Antarctic meltwater lakes are far more common than once thought and could destabilise glaciers, potentially lifting sea levels by metres as global warming sets in, scientists said Wednesday, reports AFP.
Most vulnerable are the massive, floating ice shelves that ring the Antarctic continent and help prevent inland glaciers from sliding toward the sea, they reported in the journal Nature. Antarctica holds enough frozen water to push up global oceans by tens of metres.
Meltwater pooling on the surface of ice shelves can suddenly drain below the surface, fracturing the ice with heat and pressure, studies have shown.
“This is widespread now, and has been going on for decades,” said lead author Jonathan Kingslake, a glaciologist at Columbia University’s Lamont-Doherty Earth Observatory.
“Most polar scientists have considered water moving across the surface of Antarctica to be extremely rare—but we found a lot of it over very large areas,” he said in a statement.

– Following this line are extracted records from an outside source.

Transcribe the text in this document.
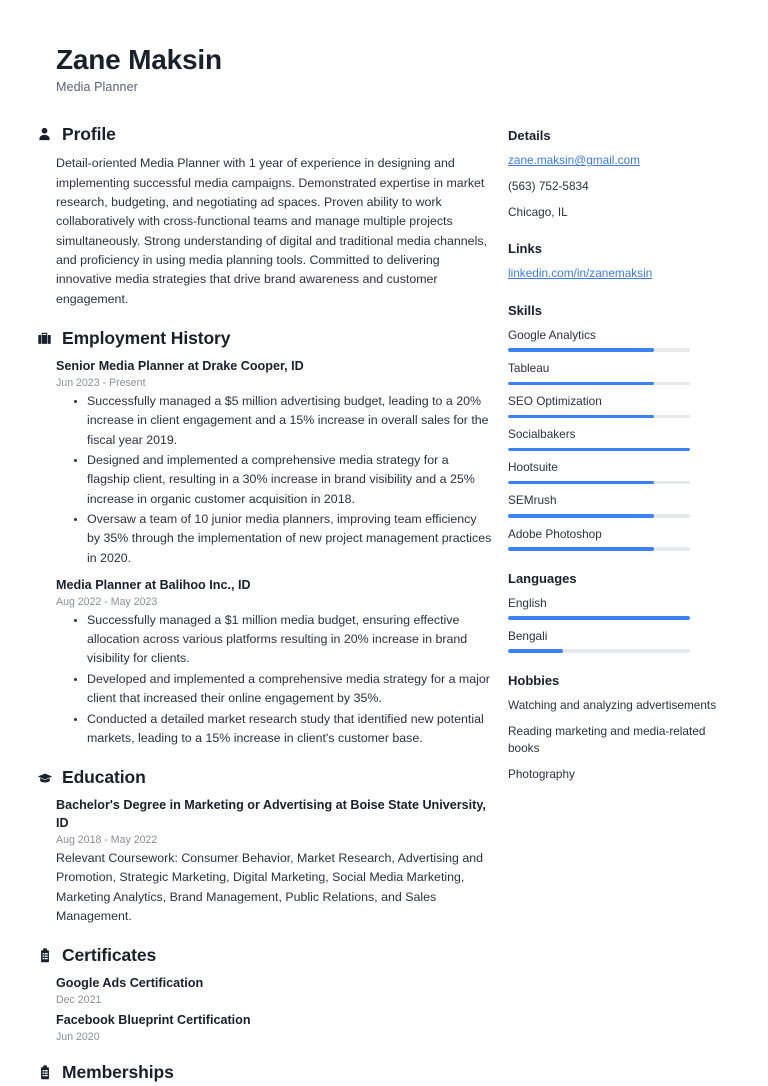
Zane Maksin
Media Planner
Profile
Detail-oriented Media Planner with 1 year of experience in designing and implementing successful media campaigns. Demonstrated expertise in market research, budgeting, and negotiating ad spaces. Proven ability to work collaboratively with cross-functional teams and manage multiple projects simultaneously. Strong understanding of digital and traditional media channels, and proficiency in using media planning tools. Committed to delivering innovative media strategies that drive brand awareness and customer engagement.
Employment History
Senior Media Planner at Drake Cooper, ID
Jun 2023 - Present
Successfully managed a $5 million advertising budget, leading to a 20% increase in client engagement and a 15% increase in overall sales for the fiscal year 2019.
Designed and implemented a comprehensive media strategy for a flagship client, resulting in a 30% increase in brand visibility and a 25% increase in organic customer acquisition in 2018.
Oversaw a team of 10 junior media planners, improving team efficiency by 35% through the implementation of new project management practices in 2020.
Media Planner at Balihoo Inc., ID
Aug 2022 - May 2023
Successfully managed a $1 million media budget, ensuring effective allocation across various platforms resulting in 20% increase in brand visibility for clients.
Developed and implemented a comprehensive media strategy for a major client that increased their online engagement by 35%.
Conducted a detailed market research study that identified new potential markets, leading to a 15% increase in client's customer base.
Education
Bachelor's Degree in Marketing or Advertising at Boise State University, ID
Aug 2018 - May 2022
Relevant Coursework: Consumer Behavior, Market Research, Advertising and Promotion, Strategic Marketing, Digital Marketing, Social Media Marketing, Marketing Analytics, Brand Management, Public Relations, and Sales Management.
Certificates
Google Ads Certification
Dec 2021
Facebook Blueprint Certification
Jun 2020
Memberships
Details
zane.maksin@gmail.com
(563) 752-5834
Chicago, IL
Links
linkedin.com/in/zanemaksin
Skills
Google Analytics
Tableau
SEO Optimization
Socialbakers
Hootsuite
SEMrush
Adobe Photoshop
Languages
English
Bengali
Hobbies
Watching and analyzing advertisements
Reading marketing and media-related books
Photography
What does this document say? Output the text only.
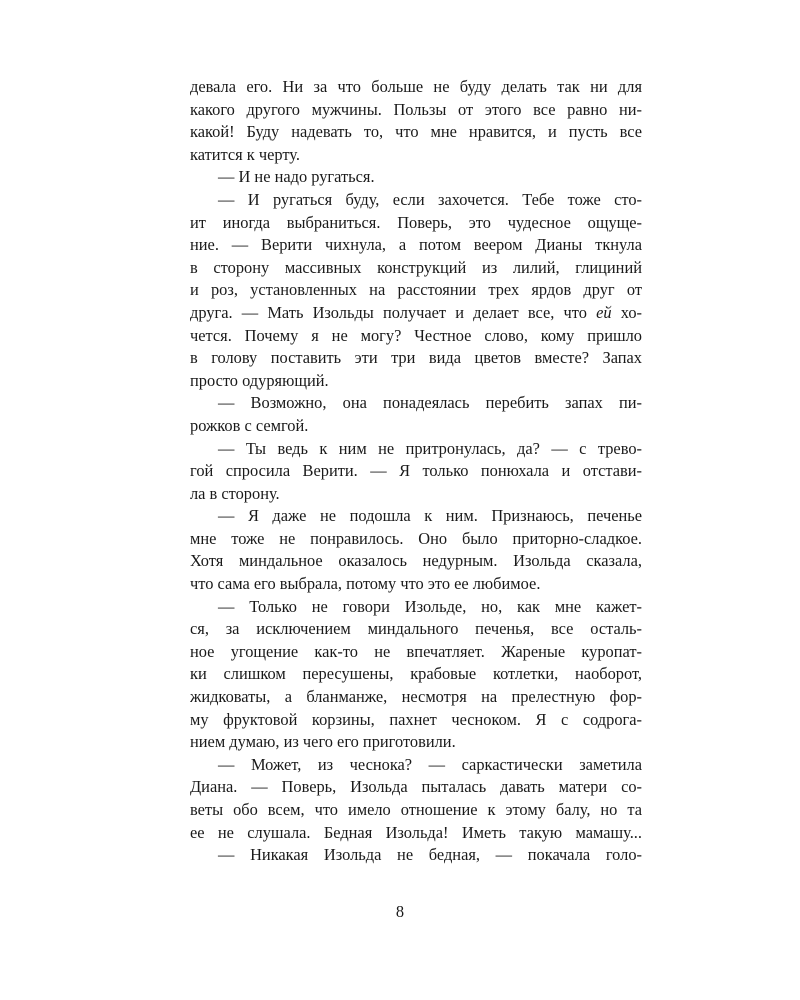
девала его. Ни за что больше не буду делать так ни для
какого другого мужчины. Пользы от этого все равно ни-
какой! Буду надевать то, что мне нравится, и пусть все
катится к черту.
— И не надо ругаться.
— И ругаться буду, если захочется. Тебе тоже сто-
ит иногда выбраниться. Поверь, это чудесное ощуще-
ние. — Верити чихнула, а потом веером Дианы ткнула
в сторону массивных конструкций из лилий, глициний
и роз, установленных на расстоянии трех ярдов друг от
друга. — Мать Изольды получает и делает все, что ей хо-
чется. Почему я не могу? Честное слово, кому пришло
в голову поставить эти три вида цветов вместе? Запах
просто одуряющий.
— Возможно, она понадеялась перебить запах пи-
рожков с семгой.
— Ты ведь к ним не притронулась, да? — с трево-
гой спросила Верити. — Я только понюхала и отстави-
ла в сторону.
— Я даже не подошла к ним. Признаюсь, печенье
мне тоже не понравилось. Оно было приторно-сладкое.
Хотя миндальное оказалось недурным. Изольда сказала,
что сама его выбрала, потому что это ее любимое.
— Только не говори Изольде, но, как мне кажет-
ся, за исключением миндального печенья, все осталь-
ное угощение как-то не впечатляет. Жареные куропат-
ки слишком пересушены, крабовые котлетки, наоборот,
жидковаты, а бланманже, несмотря на прелестную фор-
му фруктовой корзины, пахнет чесноком. Я с содрога-
нием думаю, из чего его приготовили.
— Может, из чеснока? — саркастически заметила
Диана. — Поверь, Изольда пыталась давать матери со-
веты обо всем, что имело отношение к этому балу, но та
ее не слушала. Бедная Изольда! Иметь такую мамашу...
— Никакая Изольда не бедная, — покачала голо-
8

To piece together a “big picture”, Kingslake and his team combed through thousands of photos taken from military aircraft starting in 1947, along with satellite images dating back to 1973.
They catalogued nearly 700 distinct networks of interconnected ponds, channels and streams criss-crossing the continent.
A few reached to within 600 kilometres (375 miles) of the South Pole at altitudes topping 1,300 metres (4,300 feet), where liquid water was assumed to be rare or nonexistent.
Rising temperatures are eroding ice shelves—which can be hundreds of metres thick and extend hundreds of kilometres over ocean water—on two fronts, scientists say.
From above, warmer air and shifting winds remove snow cover, exposing the bedrock ice underneath. Because ice has a darker, blueish tint, it absorbs more of the Sun’s radiation rather than reflecting it back into space.
But the main damage to ice shelves comes from ocean water eroding their underbellies. Normally, that erosion is compensated by the accumulation of fresh snow and ice from above.
But oceans in recent decades have absorbed much of the excess heat generated by global warming, which has lifted average global air temperatures by one degree Celsius (1.8 degrees Fahrenheit) since the mid-19th century.